I've had a hankering to try a good mango cheesecake for awhile, but I my first attempt, based on a recipe from the New York Times Dessert Cookbook, was an unmitigated disaster. The batter was goopy and liquid-y and the finished product tasted more like runny eggs than a decadent dessert. So for the second go-round I started with a proven cheesecake recipe and adjusted it for a new flavour base. The recipe I started with was for Strawberry White Chocolate Chip Cheesecake from The Essential Chocolate Chip Cookbook (home of the famous Chocolate Chip Cookie Dough Cheesecake Recipe). At the risk of sounding like a smug baker, it came together brilliantly. What's so nice about this cheesecake is that it feels very fresh and summer-y.
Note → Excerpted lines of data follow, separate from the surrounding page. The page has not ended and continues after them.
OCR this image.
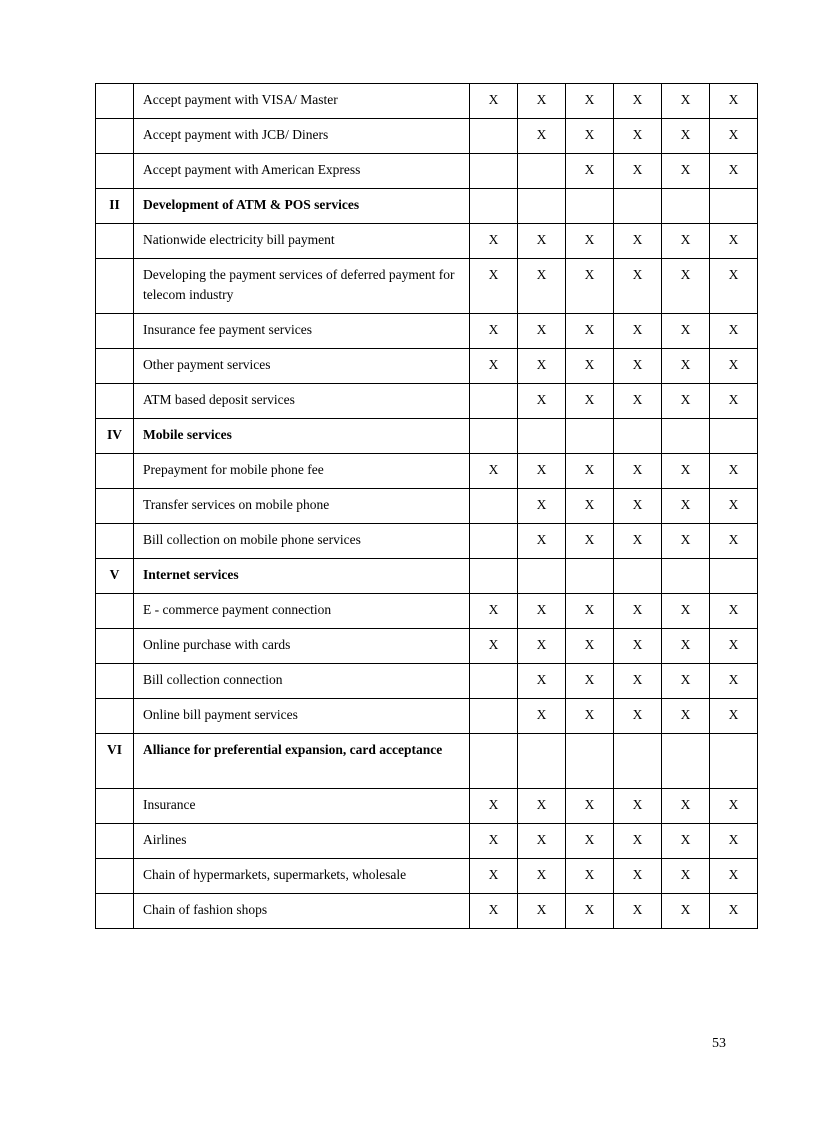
	Accept payment with VISA/ Master	X	X	X	X	X	X
	Accept payment with JCB/ Diners		X	X	X	X	X
	Accept payment with American Express			X	X	X	X
II	Development of ATM & POS services						
	Nationwide electricity bill payment	X	X	X	X	X	X
	Developing the payment services of deferred payment for telecom industry	X	X	X	X	X	X
	Insurance fee payment services	X	X	X	X	X	X
	Other payment services	X	X	X	X	X	X
	ATM based deposit services		X	X	X	X	X
IV	Mobile services						
	Prepayment for mobile phone fee	X	X	X	X	X	X
	Transfer services on mobile phone		X	X	X	X	X
	Bill collection on mobile phone services		X	X	X	X	X
V	Internet services						
	E - commerce payment connection	X	X	X	X	X	X
	Online purchase with cards	X	X	X	X	X	X
	Bill collection connection		X	X	X	X	X
	Online bill payment services		X	X	X	X	X
VI	Alliance for preferential expansion, card acceptance						
	Insurance	X	X	X	X	X	X
	Airlines	X	X	X	X	X	X
	Chain of hypermarkets, supermarkets, wholesale	X	X	X	X	X	X
	Chain of fashion shops	X	X	X	X	X	X
53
It's got a tart kick that keeps it from feeling too sweet.
Instead of an actual cheesecake I chose to make squares instead. They're so much easier to cut, store and most importantly share! If you want to be a cheesecake purist, you would bake this in a hot water bath, but it's not easy to find a roasting pan that will fit a 13 x 9 inch baking pan. Without the water bath, the cheesecake will crack a little on top, but as it cools most of the cracks will close-up. And anything that's left will create a nice rustic look.
2 1/4 cups graham cracker crumbs
4 tbsp brown sugar
10 tbsp unsalted butter, melted
2 ripe mangoes, peeled and chopped
2lbs cream cheese - at room temperature
1 1/4 cups sugar
2 tbsp unbleached all-purpose flour
4 large eggs - at room temperature
zest of 1 lime
Juice of half a lime (can use a whole lime if you want more)
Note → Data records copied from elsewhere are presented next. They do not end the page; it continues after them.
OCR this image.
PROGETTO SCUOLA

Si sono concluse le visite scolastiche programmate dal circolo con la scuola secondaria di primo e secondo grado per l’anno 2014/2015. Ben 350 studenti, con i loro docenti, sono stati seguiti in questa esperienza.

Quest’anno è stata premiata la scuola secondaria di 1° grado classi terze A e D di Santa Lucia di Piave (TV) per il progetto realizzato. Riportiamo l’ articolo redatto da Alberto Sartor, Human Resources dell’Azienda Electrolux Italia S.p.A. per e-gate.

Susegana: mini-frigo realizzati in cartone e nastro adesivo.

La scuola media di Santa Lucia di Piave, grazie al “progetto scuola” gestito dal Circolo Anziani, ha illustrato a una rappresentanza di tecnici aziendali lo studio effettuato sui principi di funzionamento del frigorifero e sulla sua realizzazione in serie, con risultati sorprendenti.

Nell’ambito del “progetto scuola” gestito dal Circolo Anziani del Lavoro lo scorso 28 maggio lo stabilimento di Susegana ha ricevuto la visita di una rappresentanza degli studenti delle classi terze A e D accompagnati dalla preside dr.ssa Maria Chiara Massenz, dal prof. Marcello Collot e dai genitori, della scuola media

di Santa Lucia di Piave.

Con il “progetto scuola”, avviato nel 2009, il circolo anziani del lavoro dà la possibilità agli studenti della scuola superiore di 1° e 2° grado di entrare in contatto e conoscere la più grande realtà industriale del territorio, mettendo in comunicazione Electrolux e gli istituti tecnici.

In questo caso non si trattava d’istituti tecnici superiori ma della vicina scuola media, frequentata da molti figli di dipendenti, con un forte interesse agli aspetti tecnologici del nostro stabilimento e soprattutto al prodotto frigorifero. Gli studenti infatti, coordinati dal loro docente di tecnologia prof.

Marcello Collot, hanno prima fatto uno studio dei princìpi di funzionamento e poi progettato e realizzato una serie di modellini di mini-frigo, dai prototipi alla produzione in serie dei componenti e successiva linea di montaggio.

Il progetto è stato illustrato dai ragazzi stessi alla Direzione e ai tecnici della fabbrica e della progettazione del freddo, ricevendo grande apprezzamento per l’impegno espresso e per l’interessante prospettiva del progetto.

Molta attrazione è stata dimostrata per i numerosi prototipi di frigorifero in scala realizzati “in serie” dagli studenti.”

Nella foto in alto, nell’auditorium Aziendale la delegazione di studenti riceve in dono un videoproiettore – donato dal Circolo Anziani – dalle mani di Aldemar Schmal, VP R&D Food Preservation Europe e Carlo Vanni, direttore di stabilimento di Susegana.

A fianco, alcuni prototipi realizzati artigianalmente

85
2 tbsp heavy whipping cream
1. Put the rack in the middle of your oven and preheat it to 325 degrees
2. Cut a piece of parchment paper that will fit on the bottom of a 13 x 9 inch baking pan - make sure it extends up over 9 inch side a little
3. Stir the graham cracker crumbs together with the brown sugar. Pour if the melted butter and stir it all together until the mixture is moistened and has the texture of wet sand. Pour it into the pan and spread it out over evenly over the bottom, packing it down. Bake for 8 min and then let it cool.
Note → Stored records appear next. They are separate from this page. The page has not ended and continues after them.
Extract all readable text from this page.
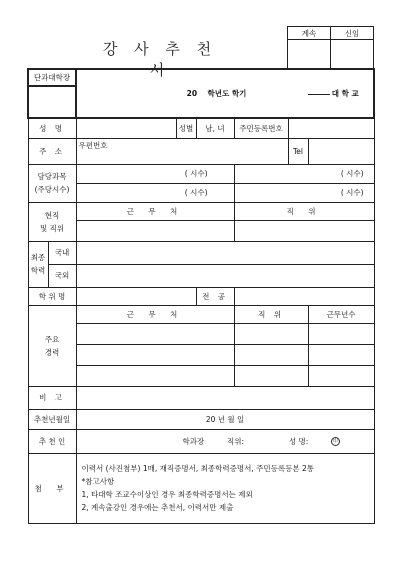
강 사 추 천 서
계속	신임

단과대학장		20 학년도 학기 대 학 교					

성 명			성별	남, 녀	주민등록번호		
주 소		우편번호				Tel	
담당과목
(주당시수)		( 시수)			( 시수)		
		( 시수)			( 시수)		
현직
및 직위		근 무 처			직 위		

최종
학력	국내						
	국외						
학 위 명				전 공			
주요
경력		근 무 처			직 위		근무년수

비 고							
추천년월일		20 년 월 일					
추 천 인		학과장 직위: 성 명: 印					
첨 부		이력서 (사진첨부) 1매, 재직증명서, 최종학력증명서, 주민등록등본 2통
*참고사항
1, 타대학 조교수이상인 경우 최종학력증명서는 제외
2, 계속출강인 경우에는 추천서, 이력서만 제출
4. Put the mango chunks in a food processor and pulse until you have a puree. Set aside.
5. Using hand or stand mixer, beat the cream cheese and sugar until smooth and creamy (2 minutes or so should do it). Mix in the flour. Lightly beat the eggs with a fork in a small bowl and add in 2 additions - beating just to blend after each one. Mix in the lime zest, lime juice and whipping cream.
6. Add as much of the mango puree as you like to the batter. Start by adding a little and taste test. Keep adding more puree until you find it flavourful enough. I purposely used more mango chunks that I needed so that I had the luxury of choosing how much to add. Because mango puree has a slightly different consistency than strawberries, I was worried the batter would be too runny (and not rise properly) if I added too much. Just to be safe I added a teensy bit more flour after the mango to make sure the batter was thick enough.
7. Pour the batter into the baked crust and bake for 1 hour. The center of the cheesecake should seem firm when given a gentle shake.
8. Cool on wire rack for about an hour and then refrigerate for at least 6 hours before chowing down.
9. To serve, use a small knife to loosen the cheesecake from the sides of the pan. Cut it into squares and use some time of knife/scraping device to remove them from the pan. If your cutting skills are anything like mine, this process will not go perfectly!
I feel a great sense of pride when I can alter a recipe and create something delicious, especially with baked goods where the smallest miscalculation can ruin a great idea. And the best kind of pride is the kind you can lick off a fork!